The net benefits test is intended to ensure that the overall benefit of a reduced energy clearing price resulting from dispatch of demand resources exceeds the cost of paying such resources the full LMP.  To implement the net benefits test, the Commission is directing each ISO and RTO to develop a mechanism to approximate a determination of the price level at which the dispatch of demand resources will be cost effective.  ISOs /RTOs are to develop a monthly threshold price (based on historic data and updated to reflect changes in fuel prices and generator availability) corresponding to the point along the supply stack at which the overall benefit from the reduced LMP resulting from dispatching demand resources exceeds the cost of dispatching and paying the full LMP to those resources.  The Final Rule also provides for a cost allocation mechanism to socialize the costs of payments to demand response resources to customers who benefit from lowered clearing prices resulting from demand resource dispatch.

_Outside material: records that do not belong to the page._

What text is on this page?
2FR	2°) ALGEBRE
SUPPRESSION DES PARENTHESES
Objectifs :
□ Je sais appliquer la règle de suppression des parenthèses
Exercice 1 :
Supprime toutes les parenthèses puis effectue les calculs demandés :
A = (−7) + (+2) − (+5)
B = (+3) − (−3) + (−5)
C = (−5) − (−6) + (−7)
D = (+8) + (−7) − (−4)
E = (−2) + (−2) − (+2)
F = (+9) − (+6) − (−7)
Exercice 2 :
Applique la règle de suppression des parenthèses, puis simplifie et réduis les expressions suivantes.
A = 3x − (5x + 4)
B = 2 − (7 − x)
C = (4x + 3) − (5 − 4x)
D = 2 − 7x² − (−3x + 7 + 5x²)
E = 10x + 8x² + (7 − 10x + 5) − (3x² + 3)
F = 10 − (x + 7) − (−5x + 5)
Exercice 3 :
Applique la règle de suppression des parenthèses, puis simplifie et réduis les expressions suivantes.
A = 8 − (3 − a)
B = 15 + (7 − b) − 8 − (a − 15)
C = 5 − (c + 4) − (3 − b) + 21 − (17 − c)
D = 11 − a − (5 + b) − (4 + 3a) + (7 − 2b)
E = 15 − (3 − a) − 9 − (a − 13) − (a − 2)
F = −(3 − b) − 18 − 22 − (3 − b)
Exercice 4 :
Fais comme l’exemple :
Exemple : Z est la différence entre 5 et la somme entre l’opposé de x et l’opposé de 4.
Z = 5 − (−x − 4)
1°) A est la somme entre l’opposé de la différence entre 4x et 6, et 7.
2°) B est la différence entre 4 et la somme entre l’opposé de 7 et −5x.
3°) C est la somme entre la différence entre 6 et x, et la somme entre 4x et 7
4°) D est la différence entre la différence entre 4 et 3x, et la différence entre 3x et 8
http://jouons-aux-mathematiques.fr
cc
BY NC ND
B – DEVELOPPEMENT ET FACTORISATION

FERC Commissioner Moeller submitted a lengthy dissenting opinion arguing that the Final Rule provided “preferential” compensation to demand resources that is economically inefficient.  Commissioner Moeller, citing expert economic testimony filed in the rulemaking docket, stated that a double payment effectively will occur because demand resources not only receive payment based on the full LMP, but also retain the economic value of avoided retail generation purchases (the cost savings from not consuming electricity at a particular price).

The FERC has directed ISOs / RTOs to make appropriate tariff changes through compliance filings to implement the new demand resources payment rule, including the net benefits test, on or before July 22, 2011.